Capítulo XLVConfesión de un hombre honrado

El padre teatino entró resueltamente y sin sorprenderse mucho del ruido y movimiento que la inquietud sobre la salud de Su Eminencia habían producido en su casa.

—Venid, reverendo —dijo Mazarino después de mirar por última vez el espacio entre la cama y la pared—, venid a consolarme.

—Ese es mi deber, monseñor —replicó el teatino.

—Comenzad por sentaros cómodamente, porque voy a principiar por una confesión general; enseguida me daréis una buena absolución y me quedaré más tranquilo.

—Monseñor —dijo el reverendo—, no estáis tan malo como para que sea urgente una confesión general… Eso os molestará mucho; tened cuidado.

—¿Suponéis que será larga, reverendo?

—¿Cómo ha de ser de otro modo, cuando se ha vivido tan completamente como Vuestra Eminencia?

—¡Ah! Es cierto… Sí, el relato puede ser largo.

—La misericordia de Dios es grande —gangueó el teatino.

—Mirad —dijo Mazarino—; yo mismo empiezo ya a espantarme de haber dejado pasar tantas cosas que el Señor podía reprobar.

—¡Verdad es! —dijo cándidamente el padre teatino apartando de la luz su semblante fino y puntiagudo como el de un topo—. Así son los pecadores: primero olvidadizos, y luego escrupulosos, cuando es ya demasiado tarde.

—¿Los pecadores? —replicó el cardenal—. ¿Me decís eso con ironía y para echarme en cara todas las genealogías que me he atribuido… yo, hijo de pescador, en efecto?

—¡Hum! —murmuró el padre teatino.

—Ya es éste un pecado, padre; porque en, fin, he sufrido que me hicieran descender de los antiguos cónsules de Roma, T. Geganio Macerino I, Macerino II, y Pióculo Macerino III, de quienes se ocupa la crónica de Haolder, de Macerino a Mazarino era tentadora la proximidad.
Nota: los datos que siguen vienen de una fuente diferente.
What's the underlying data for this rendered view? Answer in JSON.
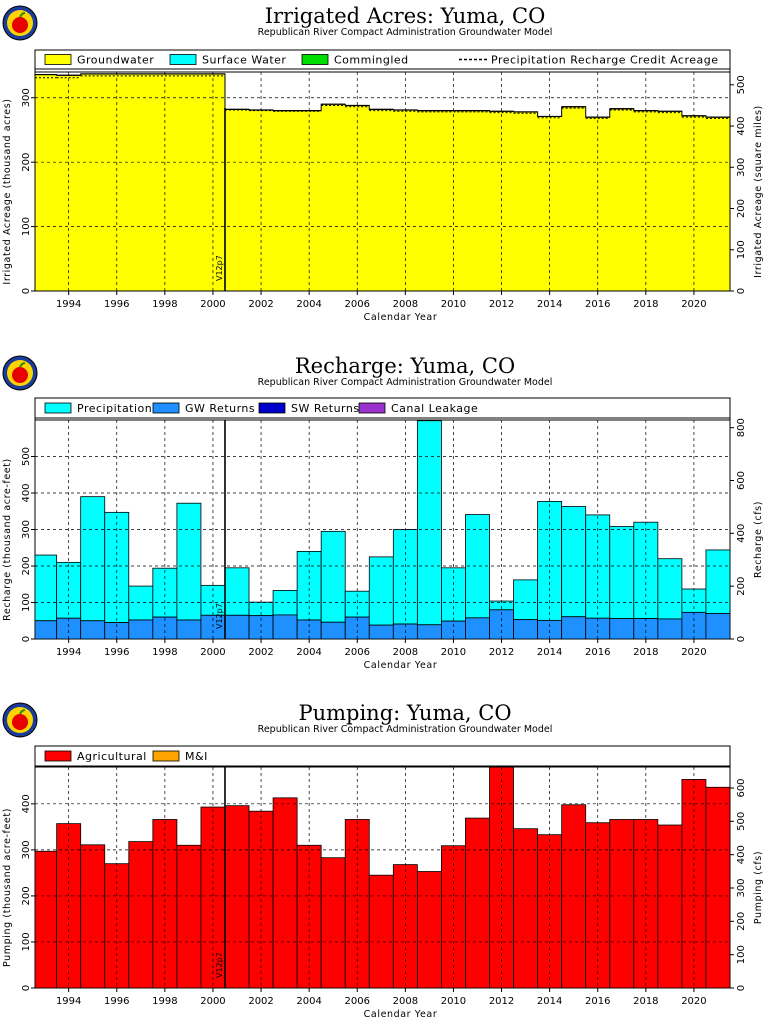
{
  "chart_data": [
    {
      "type": "area",
      "title": "Irrigated Acres: Yuma, CO",
      "subtitle": "Republican River Compact Administration Groundwater Model",
      "xlabel": "Calendar Year",
      "ylabel": "Irrigated Acreage (thousand acres)",
      "y2label": "Irrigated Acreage (square miles)",
      "xlim": [
        1992.6,
        2021.5
      ],
      "ylim": [
        0,
        340
      ],
      "y2lim": [
        0,
        531
      ],
      "yticks": [
        0,
        100,
        200,
        300
      ],
      "y2ticks": [
        0,
        100,
        200,
        300,
        400,
        500
      ],
      "xticks": [
        "1994",
        "1996",
        "1998",
        "2000",
        "2002",
        "2004",
        "2006",
        "2008",
        "2010",
        "2012",
        "2014",
        "2016",
        "2018",
        "2020"
      ],
      "legend": [
        "Groundwater",
        "Surface Water",
        "Commingled",
        "Precipitation Recharge Credit Acreage"
      ],
      "colors": {
        "Groundwater": "#ffff00",
        "Surface Water": "#00ffff",
        "Commingled": "#00dd00",
        "Precipitation Recharge Credit Acreage": "#000000"
      },
      "annotation": {
        "label": "V12p7",
        "x": 2000.5
      },
      "x": [
        1993,
        1994,
        1995,
        1996,
        1997,
        1998,
        1999,
        2000,
        2001,
        2002,
        2003,
        2004,
        2005,
        2006,
        2007,
        2008,
        2009,
        2010,
        2011,
        2012,
        2013,
        2014,
        2015,
        2016,
        2017,
        2018,
        2019,
        2020,
        2021
      ],
      "series": [
        {
          "name": "Groundwater",
          "values": [
            336,
            335,
            337,
            337,
            337,
            337,
            337,
            337,
            282,
            281,
            280,
            280,
            290,
            288,
            282,
            281,
            280,
            280,
            280,
            279,
            278,
            271,
            286,
            270,
            283,
            280,
            279,
            272,
            270
          ]
        },
        {
          "name": "Precipitation Recharge Credit Acreage",
          "values": [
            331,
            331,
            334,
            334,
            334,
            334,
            334,
            334,
            281,
            280,
            279,
            279,
            288,
            286,
            280,
            279,
            278,
            278,
            278,
            277,
            276,
            269,
            284,
            268,
            281,
            278,
            277,
            270,
            268
          ]
        }
      ]
    },
    {
      "type": "bar",
      "title": "Recharge: Yuma, CO",
      "subtitle": "Republican River Compact Administration Groundwater Model",
      "xlabel": "Calendar Year",
      "ylabel": "Recharge (thousand acre-feet)",
      "y2label": "Recharge (cfs)",
      "xlim": [
        1992.6,
        2021.5
      ],
      "ylim": [
        0,
        600
      ],
      "y2lim": [
        0,
        829
      ],
      "yticks": [
        0,
        100,
        200,
        300,
        400,
        500
      ],
      "y2ticks": [
        0,
        200,
        400,
        600,
        800
      ],
      "xticks": [
        "1994",
        "1996",
        "1998",
        "2000",
        "2002",
        "2004",
        "2006",
        "2008",
        "2010",
        "2012",
        "2014",
        "2016",
        "2018",
        "2020"
      ],
      "legend": [
        "Precipitation",
        "GW Returns",
        "SW Returns",
        "Canal Leakage"
      ],
      "colors": {
        "Precipitation": "#00ffff",
        "GW Returns": "#1e90ff",
        "SW Returns": "#0000cd",
        "Canal Leakage": "#9932cc"
      },
      "annotation": {
        "label": "V12p7",
        "x": 2000.5
      },
      "x": [
        1993,
        1994,
        1995,
        1996,
        1997,
        1998,
        1999,
        2000,
        2001,
        2002,
        2003,
        2004,
        2005,
        2006,
        2007,
        2008,
        2009,
        2010,
        2011,
        2012,
        2013,
        2014,
        2015,
        2016,
        2017,
        2018,
        2019,
        2020,
        2021
      ],
      "series": [
        {
          "name": "GW Returns",
          "values": [
            50,
            57,
            50,
            45,
            52,
            60,
            52,
            65,
            65,
            64,
            66,
            52,
            46,
            60,
            38,
            41,
            39,
            49,
            58,
            80,
            53,
            51,
            61,
            57,
            56,
            56,
            55,
            73,
            70
          ]
        },
        {
          "name": "Total Recharge",
          "values": [
            230,
            210,
            390,
            347,
            145,
            194,
            372,
            147,
            195,
            101,
            133,
            240,
            295,
            131,
            225,
            300,
            598,
            195,
            341,
            104,
            162,
            377,
            363,
            340,
            308,
            320,
            220,
            137,
            244
          ]
        }
      ]
    },
    {
      "type": "bar",
      "title": "Pumping: Yuma, CO",
      "subtitle": "Republican River Compact Administration Groundwater Model",
      "xlabel": "Calendar Year",
      "ylabel": "Pumping (thousand acre-feet)",
      "y2label": "Pumping (cfs)",
      "xlim": [
        1992.6,
        2021.5
      ],
      "ylim": [
        0,
        480
      ],
      "y2lim": [
        0,
        663
      ],
      "yticks": [
        0,
        100,
        200,
        300,
        400
      ],
      "y2ticks": [
        0,
        100,
        200,
        300,
        400,
        500,
        600
      ],
      "xticks": [
        "1994",
        "1996",
        "1998",
        "2000",
        "2002",
        "2004",
        "2006",
        "2008",
        "2010",
        "2012",
        "2014",
        "2016",
        "2018",
        "2020"
      ],
      "legend": [
        "Agricultural",
        "M&I"
      ],
      "colors": {
        "Agricultural": "#ff0000",
        "M&I": "#ffa500"
      },
      "annotation": {
        "label": "V12p7",
        "x": 2000.5
      },
      "x": [
        1993,
        1994,
        1995,
        1996,
        1997,
        1998,
        1999,
        2000,
        2001,
        2002,
        2003,
        2004,
        2005,
        2006,
        2007,
        2008,
        2009,
        2010,
        2011,
        2012,
        2013,
        2014,
        2015,
        2016,
        2017,
        2018,
        2019,
        2020,
        2021
      ],
      "series": [
        {
          "name": "Agricultural",
          "values": [
            297,
            357,
            311,
            270,
            318,
            366,
            310,
            393,
            396,
            384,
            413,
            310,
            283,
            366,
            245,
            268,
            253,
            309,
            369,
            480,
            346,
            333,
            398,
            359,
            366,
            366,
            354,
            453,
            436
          ]
        }
      ]
    }
  ]
}
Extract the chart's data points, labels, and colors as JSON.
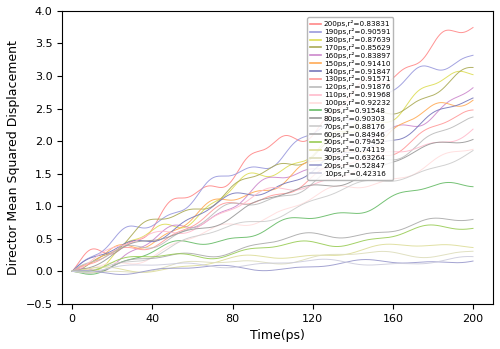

Macerino, diminutivo, quiere decir delgadito. ¡Oh! Padre mío; Mazarino bien puede significar hoy en aumentativo, ¡flaco como un Lázaro! ¡Mirad!

Y le mostró sus brazos descarnados y sus piernas devoradas por la fiebre.

—Nada veo de malo para vos —repuso el teatino—, en que hayáis nacido de una familia de pescadores… pues al fin, San Pedro era pescador, y si vos sois príncipe de la Iglesia, monseñor, él fue su jefe supremo. Adelante, si os parece.

—Tanto más cuanto que amenace con la Bastilla a un tal Bounet, sacerdote de Aviñón, que quería publicar una genealogía de la Casa Mazarini en extremo maravillosa…

—¿Para ser verosímil? —replicó el teatino.

—¡Oh! Entonces; si hubiese obrado con aquella idea, habría vicio de orgullo… otro pecado. Sería más bien exceso de talento, y nunca se puede echar en cara a nadie ese género de abusos: pasemos a otro, pasemos.

—Estaba en el orgullo… Ya veis, reverendo, que trato de dividir esto en pecados capitales.

—Me placen las divisiones bien hechas.

—Me alegro. Es menester que sepáis que en 1630, ¡hace treinta y un años…!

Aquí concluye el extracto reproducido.